Thirdly, OTT streaming where campaigns have spent millions of ad dollars, is particularly vulnerable to ad fraud. Fraud rates on OTT inventory stand at 17%, according to almost all estimates. Several OTT ad fraud cases has been discovered in 2020.

Finally, competitor clicks (one party clicking on another ads) are also likely.  This involves opposition campaigns clicking on ads of their competitors to drain ad spend. With pay per click on political keywords costing up to $10 per keyword, this sneaky ad fraud prevents ads from being seen by the intended electorate. This is despite such click fraud being illegal violating the federal Computer Fraud and Abuse Act (CFAA). Under this law, you can go to prison for up to 10 years. Such competitor click fraud has seen a rapid increase during COVID-19 particularly in white collar sectors such as real estate and law firms, under economic pressure.
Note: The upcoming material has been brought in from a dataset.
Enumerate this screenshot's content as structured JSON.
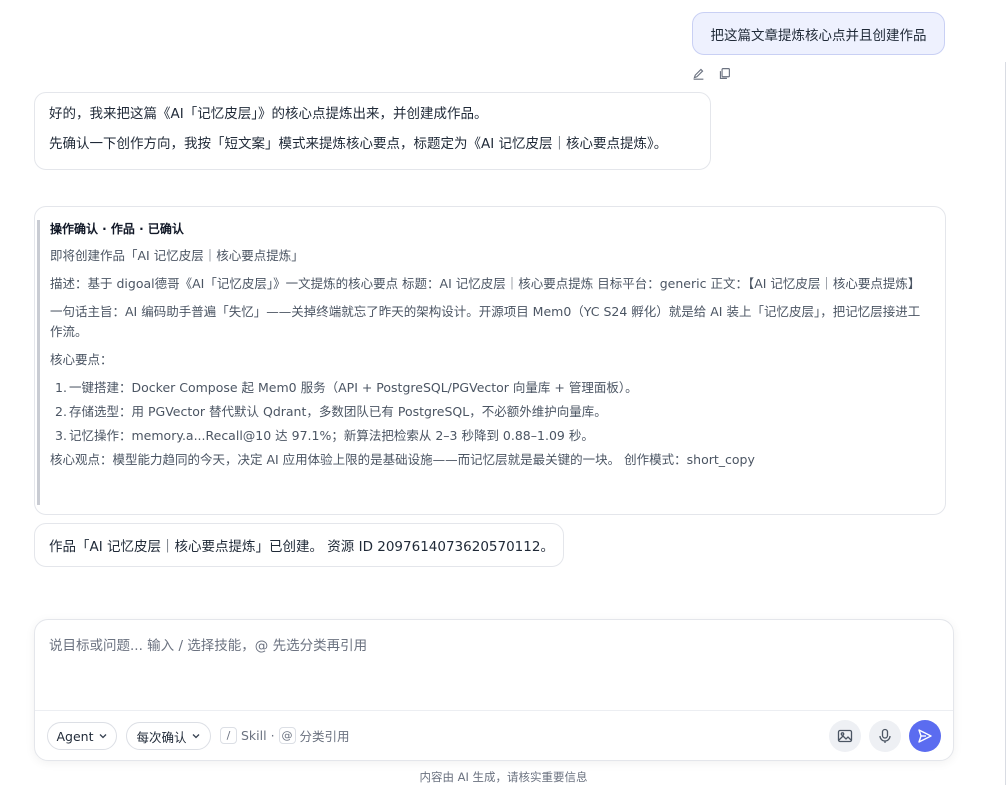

Click fraud is perpetrated to deplete advertisers' budget in an attempt to remove the ad from the search engine results, and damages campaign data.

Bots don't vote, however large sums of campaign spending in 2020 has been spent in reaching them, rather than real voters. In reality, few campaigns think about carrying out post-mortems in digital spend after a campaign. However, seeking answers on whether campaigns reached voters, or bots, represents a crucial analysis to ensure greater efficiency for future political races.